I am trying to implement my own decoding layer ontop of TCP, so far it only works when I create a packet without any Eth/IP/TCP header and set its layer to my custom layer manually. The data of the custom protocol is inside an ordinary TCP payload.
How do I decode only the payload of the TCP layer as another layer?
package main
import (
"fmt"
"github.com/google/gopacket"
"github.com/google/gopacket/pcap"
)
var (
pcapFile string = "capt.pcap"
handle *pcap.Handle
err error
)
type CustomLayer struct {
SomeByte byte
AnotherByte byte
restOfData []byte
}
var CustomLayerType = gopacket.RegisterLayerType(
2001,
gopacket.LayerTypeMetadata{
"CustomLayerType",
gopacket.DecodeFunc(decodeCustomLayer),
},
)
func (l CustomLayer) LayerType() gopacket.LayerType {
return CustomLayerType
}
func (l CustomLayer) LayerContents() []byte {
return []byte{l.SomeByte, l.AnotherByte}
}
func (l CustomLayer) LayerPayload() []byte {
return l.restOfData
}
func decodeCustomLayer(data []byte, p gopacket.PacketBuilder) error {
p.AddLayer(&CustomLayer{data[0], data[1], data[2:]})
// nil means this is the last layer. No more decoding
return nil
}
func main() {
handle, err = pcap.OpenOffline(pcapFile)
if err != nil {
log.Fatal(err)
}
defer handle.Close()
packetSource := gopacket.NewPacketSource(handle, handle.LinkType())

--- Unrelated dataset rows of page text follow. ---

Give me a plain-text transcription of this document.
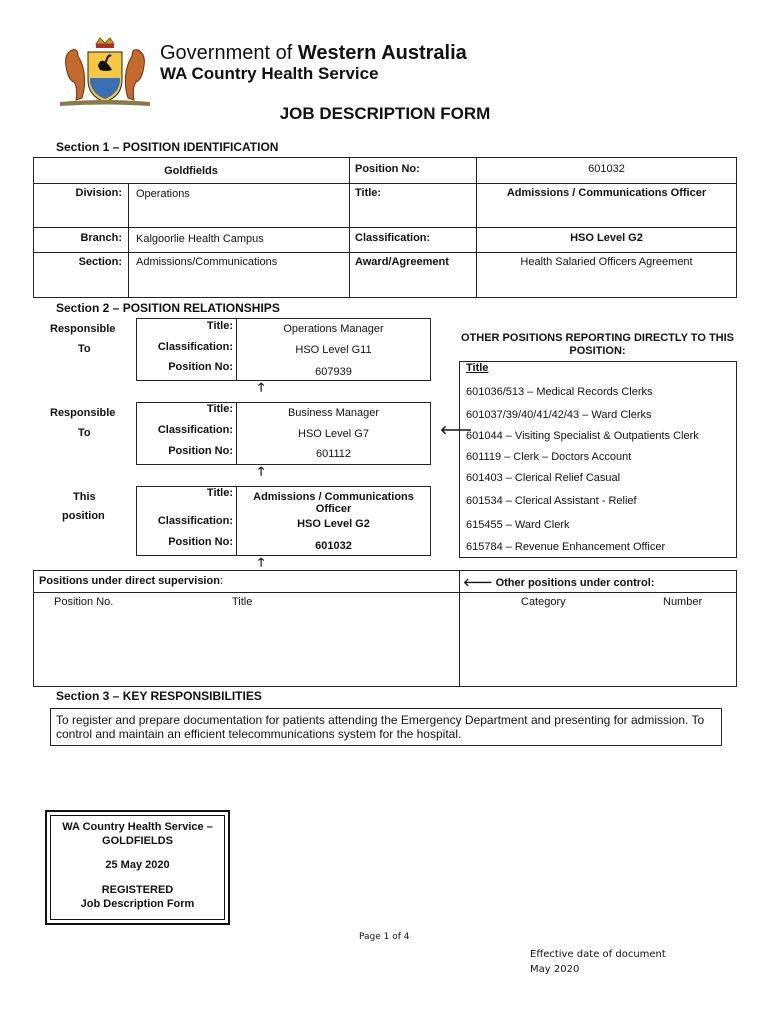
Government of Western Australia
WA Country Health Service
JOB DESCRIPTION FORM
Section 1 – POSITION IDENTIFICATION
Goldfields	Position No:	601032
Division: Operations	Title:	Admissions / Communications Officer
Branch: Kalgoorlie Health Campus	Classification:	HSO Level G2
Section: Admissions/Communications	Award/Agreement	Health Salaried Officers Agreement
Section 2 – POSITION RELATIONSHIPS
Responsible
To
Title:	Operations Manager
Classification:	HSO Level G11
Position No:	607939
🡑
Responsible
To
Title:	Business Manager
Classification:	HSO Level G7
Position No:	601112
🡑
🡐
This
position
Title:	Admissions / Communications Officer
Classification:	HSO Level G2
Position No:	601032
🡑
OTHER POSITIONS REPORTING DIRECTLY TO THIS POSITION:
Title
601036/513 – Medical Records Clerks
601037/39/40/41/42/43 – Ward Clerks
601044 – Visiting Specialist & Outpatients Clerk
601119 – Clerk – Doctors Account
601403 – Clerical Relief Casual
601534 – Clerical Assistant - Relief
615455 – Ward Clerk
615784 – Revenue Enhancement Officer
Positions under direct supervision:
Position No.	Title
🡐 Other positions under control:
Category	Number
Section 3 – KEY RESPONSIBILITIES
To register and prepare documentation for patients attending the Emergency Department and presenting for admission. To control and maintain an efficient telecommunications system for the hospital.
WA Country Health Service –
GOLDFIELDS
25 May 2020
REGISTERED
Job Description Form
Page 1 of 4
Effective date of document
May 2020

for packet := range packetSource.Packets() {
tcpLayer := packet.Layer(layers.LayerTypeTCP)
if tcpLayer != nil {
fmt.Println("TCP layer detected.")
tcp, _ := tcpLayer.(*layers.TCP)
fmt.Println("Sequence number: ", tcp.Seq)
customLayer := packet.Layer(CustomLayerType)
if customLayer != nil { // always nil
customLayerContent, _ := customLayer.(*CustomLayer)
// Now we can access the elements of the custom struct
fmt.Println("Payload: ", customLayerContent.LayerPayload())
fmt.Println("SomeByte element:", customLayerContent.SomeByte)
fmt.Println("AnotherByte element:", customLayerContent.AnotherByte)
}
}
fmt.Println()
}
}
Most of the code is from this great post by devdungeon.